このレビューはネタバレを含みます
すごいもんを観た。
タイトルの『エゴイスト』
妙子が浩輔に「まだ、行かないで。」と引き留めるラストシーンの後バンッ!とこのタイトルで締めくくられます。まるで冷水をかけられたような衝撃。
エゴイストという言葉‥辞書によると「利己主義者」。決して良いイメージのある言葉ではありませんね。高山真はどうしてこのタイトルにしたのでしょう。
聴き逃がしているだけかもしれませんが、劇中にエゴイストもしくはエゴという台詞は一言も無かったように思います。唯一のラストのタイトルバックのみです。
浩輔の行為はエゴともみえる行為でしょう。浩輔自身も愛なのかエゴなのか葛藤を覚えているように感じます。
ただ、愛もエゴも紙一重でも表裏一体でもなく共に存在し得るものなのだと思います。
だって、金を与える行為は浩輔がそうしたくてそうしているエゴであるし、それと同時に愛ゆえの行為であることも紛れもない真実でしょう。
つまりはエゴでもあり、愛でもあることは往々にしてあることです。大事なのは妙子の言った「私達は愛だと感じている。」ということに集約されます。第三者が踏み入って判断すべきことではない。劇中でも、浩輔に対してゲイ仲間は誰も「それはエゴだよ。」とは言っていません。同じように婚姻届の件も誰も否定はしなかったでしょ。
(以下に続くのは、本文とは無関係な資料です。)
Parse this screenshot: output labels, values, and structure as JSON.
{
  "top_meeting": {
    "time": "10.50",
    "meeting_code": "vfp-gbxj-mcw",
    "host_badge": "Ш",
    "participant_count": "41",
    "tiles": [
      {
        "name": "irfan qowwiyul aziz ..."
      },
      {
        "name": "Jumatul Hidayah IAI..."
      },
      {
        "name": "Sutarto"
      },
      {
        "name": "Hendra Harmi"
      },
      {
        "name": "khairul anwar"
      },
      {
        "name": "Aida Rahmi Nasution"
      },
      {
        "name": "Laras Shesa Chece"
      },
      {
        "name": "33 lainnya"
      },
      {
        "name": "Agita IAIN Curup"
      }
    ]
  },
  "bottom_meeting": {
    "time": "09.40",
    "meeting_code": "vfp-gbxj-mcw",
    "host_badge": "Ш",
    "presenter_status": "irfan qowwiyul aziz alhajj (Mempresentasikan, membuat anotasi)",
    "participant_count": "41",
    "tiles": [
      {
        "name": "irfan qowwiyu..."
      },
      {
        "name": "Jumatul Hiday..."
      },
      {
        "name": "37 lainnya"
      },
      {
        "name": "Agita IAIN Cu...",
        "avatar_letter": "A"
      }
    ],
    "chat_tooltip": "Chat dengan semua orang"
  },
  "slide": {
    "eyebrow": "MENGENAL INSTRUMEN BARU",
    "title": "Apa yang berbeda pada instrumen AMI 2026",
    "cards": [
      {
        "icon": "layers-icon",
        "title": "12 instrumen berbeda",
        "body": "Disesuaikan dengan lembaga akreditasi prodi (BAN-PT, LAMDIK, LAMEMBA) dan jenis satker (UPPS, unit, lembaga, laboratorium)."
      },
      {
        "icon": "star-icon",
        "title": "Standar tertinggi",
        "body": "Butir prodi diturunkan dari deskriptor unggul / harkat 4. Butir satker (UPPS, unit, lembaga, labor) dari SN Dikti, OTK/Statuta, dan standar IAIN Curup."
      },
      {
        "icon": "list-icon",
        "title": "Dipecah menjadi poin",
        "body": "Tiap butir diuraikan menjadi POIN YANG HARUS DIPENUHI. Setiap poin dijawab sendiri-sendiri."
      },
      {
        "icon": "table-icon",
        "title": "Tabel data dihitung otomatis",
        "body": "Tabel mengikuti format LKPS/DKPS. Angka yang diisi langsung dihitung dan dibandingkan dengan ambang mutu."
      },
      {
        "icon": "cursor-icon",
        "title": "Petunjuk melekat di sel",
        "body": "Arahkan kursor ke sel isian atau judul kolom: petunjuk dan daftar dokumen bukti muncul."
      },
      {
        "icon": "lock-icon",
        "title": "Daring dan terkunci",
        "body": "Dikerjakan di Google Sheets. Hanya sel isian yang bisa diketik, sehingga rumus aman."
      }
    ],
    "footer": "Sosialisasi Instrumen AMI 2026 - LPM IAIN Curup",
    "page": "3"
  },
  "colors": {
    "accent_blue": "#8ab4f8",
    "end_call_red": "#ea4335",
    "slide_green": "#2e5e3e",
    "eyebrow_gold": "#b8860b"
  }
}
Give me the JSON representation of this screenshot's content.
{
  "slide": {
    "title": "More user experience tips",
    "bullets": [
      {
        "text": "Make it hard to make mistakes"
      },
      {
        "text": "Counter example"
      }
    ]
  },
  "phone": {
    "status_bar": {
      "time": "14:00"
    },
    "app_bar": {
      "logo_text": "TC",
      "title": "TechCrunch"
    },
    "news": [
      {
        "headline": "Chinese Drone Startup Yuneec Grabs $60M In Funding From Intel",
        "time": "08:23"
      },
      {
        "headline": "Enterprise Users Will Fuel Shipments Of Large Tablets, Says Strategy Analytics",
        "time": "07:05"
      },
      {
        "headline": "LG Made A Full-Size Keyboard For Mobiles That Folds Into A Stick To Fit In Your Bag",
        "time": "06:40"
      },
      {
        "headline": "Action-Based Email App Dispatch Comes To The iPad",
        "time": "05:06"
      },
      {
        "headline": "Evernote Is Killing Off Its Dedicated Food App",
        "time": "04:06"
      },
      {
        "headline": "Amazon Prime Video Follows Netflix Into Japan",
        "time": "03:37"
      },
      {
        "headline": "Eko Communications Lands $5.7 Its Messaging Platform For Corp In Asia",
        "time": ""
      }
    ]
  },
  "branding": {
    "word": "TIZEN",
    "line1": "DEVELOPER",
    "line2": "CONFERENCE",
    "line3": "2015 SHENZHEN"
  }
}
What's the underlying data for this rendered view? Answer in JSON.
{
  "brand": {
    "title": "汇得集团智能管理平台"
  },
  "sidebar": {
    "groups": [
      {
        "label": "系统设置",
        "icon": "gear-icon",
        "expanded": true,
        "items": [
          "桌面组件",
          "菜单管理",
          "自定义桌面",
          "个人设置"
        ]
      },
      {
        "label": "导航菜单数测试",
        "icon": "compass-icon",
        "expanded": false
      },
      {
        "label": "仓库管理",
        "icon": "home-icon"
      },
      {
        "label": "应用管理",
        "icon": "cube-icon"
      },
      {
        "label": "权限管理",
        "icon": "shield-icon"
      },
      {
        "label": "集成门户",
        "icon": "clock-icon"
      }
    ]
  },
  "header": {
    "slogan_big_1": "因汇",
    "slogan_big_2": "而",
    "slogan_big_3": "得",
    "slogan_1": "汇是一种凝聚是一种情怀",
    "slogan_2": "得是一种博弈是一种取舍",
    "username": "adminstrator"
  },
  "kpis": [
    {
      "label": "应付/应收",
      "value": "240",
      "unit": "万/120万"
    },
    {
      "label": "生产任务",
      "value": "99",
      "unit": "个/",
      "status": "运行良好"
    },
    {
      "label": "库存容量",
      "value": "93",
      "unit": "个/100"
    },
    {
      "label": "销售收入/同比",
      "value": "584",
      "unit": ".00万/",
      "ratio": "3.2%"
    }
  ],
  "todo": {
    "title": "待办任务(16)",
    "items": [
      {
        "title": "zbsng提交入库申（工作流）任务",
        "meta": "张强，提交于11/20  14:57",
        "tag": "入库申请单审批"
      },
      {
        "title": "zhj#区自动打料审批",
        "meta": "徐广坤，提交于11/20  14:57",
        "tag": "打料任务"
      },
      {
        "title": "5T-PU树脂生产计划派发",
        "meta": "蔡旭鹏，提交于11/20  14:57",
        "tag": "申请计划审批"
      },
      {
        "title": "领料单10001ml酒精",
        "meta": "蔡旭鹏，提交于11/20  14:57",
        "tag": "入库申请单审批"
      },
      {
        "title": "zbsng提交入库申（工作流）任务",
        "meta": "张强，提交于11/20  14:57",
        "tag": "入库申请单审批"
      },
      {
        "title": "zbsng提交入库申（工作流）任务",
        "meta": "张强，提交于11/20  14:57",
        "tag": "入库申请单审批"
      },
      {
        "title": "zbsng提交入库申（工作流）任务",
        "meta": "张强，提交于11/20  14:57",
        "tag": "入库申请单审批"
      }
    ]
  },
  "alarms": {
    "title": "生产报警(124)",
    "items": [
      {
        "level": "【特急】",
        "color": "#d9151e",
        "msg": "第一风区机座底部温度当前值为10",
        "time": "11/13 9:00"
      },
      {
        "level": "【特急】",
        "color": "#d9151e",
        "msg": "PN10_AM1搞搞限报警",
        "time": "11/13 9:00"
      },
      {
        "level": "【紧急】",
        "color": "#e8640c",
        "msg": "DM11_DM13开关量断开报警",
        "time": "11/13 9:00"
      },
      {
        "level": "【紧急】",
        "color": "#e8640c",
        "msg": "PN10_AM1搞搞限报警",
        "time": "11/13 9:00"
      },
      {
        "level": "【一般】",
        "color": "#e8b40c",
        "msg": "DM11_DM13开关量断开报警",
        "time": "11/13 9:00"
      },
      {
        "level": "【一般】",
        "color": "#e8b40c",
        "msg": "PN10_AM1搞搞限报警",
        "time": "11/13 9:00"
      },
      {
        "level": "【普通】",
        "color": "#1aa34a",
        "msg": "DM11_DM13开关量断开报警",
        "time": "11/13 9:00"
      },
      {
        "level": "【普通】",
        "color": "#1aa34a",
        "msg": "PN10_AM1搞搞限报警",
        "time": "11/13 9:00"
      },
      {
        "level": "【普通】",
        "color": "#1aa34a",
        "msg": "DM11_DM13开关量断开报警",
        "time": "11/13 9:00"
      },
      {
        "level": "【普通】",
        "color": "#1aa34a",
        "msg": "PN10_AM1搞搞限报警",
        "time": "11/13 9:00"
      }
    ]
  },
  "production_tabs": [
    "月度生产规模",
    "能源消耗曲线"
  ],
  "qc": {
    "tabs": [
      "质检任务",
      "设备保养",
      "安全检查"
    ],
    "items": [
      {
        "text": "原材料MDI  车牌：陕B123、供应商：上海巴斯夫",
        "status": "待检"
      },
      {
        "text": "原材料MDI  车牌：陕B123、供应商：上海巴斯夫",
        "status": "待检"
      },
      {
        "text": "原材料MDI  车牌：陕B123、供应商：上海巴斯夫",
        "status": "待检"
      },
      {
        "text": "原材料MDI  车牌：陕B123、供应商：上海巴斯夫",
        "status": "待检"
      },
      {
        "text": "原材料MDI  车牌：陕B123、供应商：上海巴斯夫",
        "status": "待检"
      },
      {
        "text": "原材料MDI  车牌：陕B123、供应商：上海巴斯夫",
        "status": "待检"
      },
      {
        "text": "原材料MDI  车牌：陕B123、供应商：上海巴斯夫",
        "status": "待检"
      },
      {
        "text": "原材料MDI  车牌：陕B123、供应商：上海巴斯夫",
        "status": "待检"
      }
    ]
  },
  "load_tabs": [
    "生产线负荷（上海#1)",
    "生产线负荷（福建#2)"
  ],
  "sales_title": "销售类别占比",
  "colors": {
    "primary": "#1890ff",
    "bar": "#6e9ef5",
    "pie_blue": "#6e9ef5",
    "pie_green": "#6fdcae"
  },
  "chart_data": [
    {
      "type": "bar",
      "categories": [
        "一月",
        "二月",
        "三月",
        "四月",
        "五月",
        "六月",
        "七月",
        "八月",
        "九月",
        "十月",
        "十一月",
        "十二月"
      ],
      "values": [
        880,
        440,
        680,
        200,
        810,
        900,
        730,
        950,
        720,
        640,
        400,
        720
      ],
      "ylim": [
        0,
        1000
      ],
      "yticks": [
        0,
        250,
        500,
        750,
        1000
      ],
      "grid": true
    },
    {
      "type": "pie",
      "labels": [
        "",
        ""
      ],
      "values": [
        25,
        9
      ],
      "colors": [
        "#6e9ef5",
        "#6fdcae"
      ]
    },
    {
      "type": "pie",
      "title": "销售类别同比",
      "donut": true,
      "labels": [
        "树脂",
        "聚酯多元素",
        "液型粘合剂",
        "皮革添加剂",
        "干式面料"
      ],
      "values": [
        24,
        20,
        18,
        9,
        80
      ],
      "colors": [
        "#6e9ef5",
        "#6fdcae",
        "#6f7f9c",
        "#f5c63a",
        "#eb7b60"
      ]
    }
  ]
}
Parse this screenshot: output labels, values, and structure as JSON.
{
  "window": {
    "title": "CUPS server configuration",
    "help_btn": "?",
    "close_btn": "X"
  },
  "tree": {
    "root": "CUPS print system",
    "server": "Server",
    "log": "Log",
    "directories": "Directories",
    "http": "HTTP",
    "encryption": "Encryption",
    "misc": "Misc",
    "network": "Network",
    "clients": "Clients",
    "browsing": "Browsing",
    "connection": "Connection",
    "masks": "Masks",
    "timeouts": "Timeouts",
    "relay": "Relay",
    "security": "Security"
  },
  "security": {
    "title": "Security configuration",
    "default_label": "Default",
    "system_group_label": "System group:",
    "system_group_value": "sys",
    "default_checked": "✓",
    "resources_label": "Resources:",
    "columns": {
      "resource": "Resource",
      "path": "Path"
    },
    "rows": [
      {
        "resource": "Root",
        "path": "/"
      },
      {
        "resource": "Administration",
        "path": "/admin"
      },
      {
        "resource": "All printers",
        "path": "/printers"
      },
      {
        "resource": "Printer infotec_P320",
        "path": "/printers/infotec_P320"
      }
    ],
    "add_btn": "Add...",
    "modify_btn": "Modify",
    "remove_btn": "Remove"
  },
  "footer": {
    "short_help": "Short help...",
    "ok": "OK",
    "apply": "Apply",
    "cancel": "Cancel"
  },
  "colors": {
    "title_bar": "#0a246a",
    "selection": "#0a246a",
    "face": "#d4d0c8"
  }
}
SNSの拡大により誰でも自身の意見や考えを発信できるようになりました。それ自体は悪いことではないのですが、第三者が踏み入るべきことではないことまで踏み入ることも目立つようになってきたように思います。
さて、タイトル以外の感想も書きたいですね。
パンフレットを読むと台本に沿って演技をするというより現場で作っていく場面が多かったと記されています。
彼氏の母親と二人きりのシーンのやや気まずい感じは実にリアルでしたし、母の目を盗んでキスしたときのリアクションも良かった。
金を妙子に渡す渡さないの攻防は両者の心境が演技から伝わるようでした。鈴木亮平はどうやっても受け取ってもらえなくてすごい困ってたらしいですね。
浩輔が自販機で小銭を落とすシーンがとても好きなシーンです。龍太も同じように小銭を落としたのをフラッシュバックして心が揺さぶられているのが、観ていても辛い様子で、流石は鈴木亮平といったところです。
あと、ゲイ仲間との飲み会はマジで楽しそう!!最高でしょう。
それと性描写は結構濃厚でR15+で映倫は良いんだろうかと思いました。まぁ決定的なものは映っていないからかな。同じ同性の性描写でとベネデッタは映ってたからR18+だったのに違いない。